Unraveling the complex mechanisms underlying autism spectrum disorder and epilepsy, a team of global researchers, led by Indian-origin neuroscientist Viji Santhakumar has detected a gene that contributes to the development of behavioural changes associated with the neurological conditions.
The gene, called neuropilin2, encodes a receptor involved in cell-cell interactions in the brain and plays a key role in regulating the development of neural circuits, said the researchers in the study published in journal Nature Molecular Psychiatry.
Earlier research has linked mutations in neuropilin2 to neurological disorders like autism and epilepsy, but the mechanisms involved have remained largely unclear.
However, the study led by Santhakumar offers a pathway for future treatments aimed at alleviating some challenging symptoms of these frequently co-occurring conditions.
As per the study, Santhakumar and her collaborators from University of California–Riverside created a mouse model to examine the consequences of deleting the neuropilin2 gene.
They found the absence of neuropilin2 impairs the migration of inhibitory neurons, disrupting the delicate balance between excitatory and inhibitory signals in the brain.
“This imbalance leads to autism-like behaviours and an increased risk of seizures,” said the professor of molecular, cell and systems biology.
“The study results highlight how a single gene can influence both the excitatory and inhibitory systems in the brain.
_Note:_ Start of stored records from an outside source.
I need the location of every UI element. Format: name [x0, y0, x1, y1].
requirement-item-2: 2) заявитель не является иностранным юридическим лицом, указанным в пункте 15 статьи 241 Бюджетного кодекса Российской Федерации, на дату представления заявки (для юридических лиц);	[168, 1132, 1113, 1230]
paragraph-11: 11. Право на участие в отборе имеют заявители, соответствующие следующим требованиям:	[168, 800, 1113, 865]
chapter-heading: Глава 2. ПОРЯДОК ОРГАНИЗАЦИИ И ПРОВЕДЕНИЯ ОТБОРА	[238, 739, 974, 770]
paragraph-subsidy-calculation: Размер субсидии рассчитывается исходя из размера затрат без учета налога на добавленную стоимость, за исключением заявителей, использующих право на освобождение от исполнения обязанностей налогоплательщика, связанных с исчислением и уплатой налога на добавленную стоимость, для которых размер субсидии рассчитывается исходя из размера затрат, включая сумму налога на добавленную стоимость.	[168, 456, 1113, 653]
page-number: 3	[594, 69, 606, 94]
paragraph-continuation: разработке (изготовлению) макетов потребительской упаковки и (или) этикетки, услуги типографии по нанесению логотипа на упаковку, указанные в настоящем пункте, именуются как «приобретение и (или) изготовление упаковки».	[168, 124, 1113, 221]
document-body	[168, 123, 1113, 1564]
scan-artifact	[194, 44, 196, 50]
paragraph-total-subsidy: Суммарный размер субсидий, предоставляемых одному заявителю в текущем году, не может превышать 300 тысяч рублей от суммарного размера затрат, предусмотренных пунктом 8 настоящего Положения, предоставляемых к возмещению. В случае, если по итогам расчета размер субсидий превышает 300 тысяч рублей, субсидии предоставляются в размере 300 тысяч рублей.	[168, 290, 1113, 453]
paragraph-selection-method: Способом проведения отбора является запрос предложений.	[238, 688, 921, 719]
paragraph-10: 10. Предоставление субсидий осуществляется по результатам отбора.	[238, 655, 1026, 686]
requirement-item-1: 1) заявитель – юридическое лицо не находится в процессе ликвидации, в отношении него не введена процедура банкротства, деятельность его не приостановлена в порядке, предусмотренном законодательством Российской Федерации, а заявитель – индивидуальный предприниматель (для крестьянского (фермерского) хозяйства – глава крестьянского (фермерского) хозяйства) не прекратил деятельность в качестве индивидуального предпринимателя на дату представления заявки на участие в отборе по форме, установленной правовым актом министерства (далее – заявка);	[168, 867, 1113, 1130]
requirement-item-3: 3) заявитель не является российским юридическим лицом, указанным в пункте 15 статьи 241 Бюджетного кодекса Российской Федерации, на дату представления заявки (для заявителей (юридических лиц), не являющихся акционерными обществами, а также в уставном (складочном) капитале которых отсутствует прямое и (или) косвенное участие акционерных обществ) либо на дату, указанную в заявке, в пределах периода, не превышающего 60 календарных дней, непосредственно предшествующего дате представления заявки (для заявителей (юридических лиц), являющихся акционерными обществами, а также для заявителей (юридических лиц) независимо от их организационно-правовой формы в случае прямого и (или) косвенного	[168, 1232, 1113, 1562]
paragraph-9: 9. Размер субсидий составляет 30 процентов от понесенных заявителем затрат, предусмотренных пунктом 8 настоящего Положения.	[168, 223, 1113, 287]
We show that disrupting inhibitory circuit development is sufficient to cause autism-related behaviours and epilepsy to co-occur,” Santhakumar added.
By selectively deleting neuropilin2 during a key developmental window, the researchers found impairments in inhibitory regulation of the circuit, which led to deficits in behavioural flexibility, social interactions, and an increased risk for seizures.
The study findings suggest that targeting specific phases of neuronal development could open new doors for therapeutic interventions, potentially preventing the onset of these disorders if detected early.
“By isolating the role of inhibitory circuit formation, we may be able to develop therapeutic strategies that could improve outcomes for individuals with autism, particularly those who experience seizures,” Santhakumar said.
The study was co-authored by Deepak Subramanian, Andrew Huang, and Samiksha Komatireddy of UC-Riverside and Carol Eisenberg, Jiyeon Baek, Haniya Naveed, Michael W Shiflett, and Tracy S Tran of Rutgers University.
By focusing on the timing of gene expression during key developmental windows, researchers may be able to intervene early, which could alter the trajectory of these disorders, say neurologists.
The study underscores the importance of understanding the interplay between genetics and neural circuit development, and it opens the door to exploring how therapeutic strategies could improve the quality of life for individuals with autism and epilepsy, they added.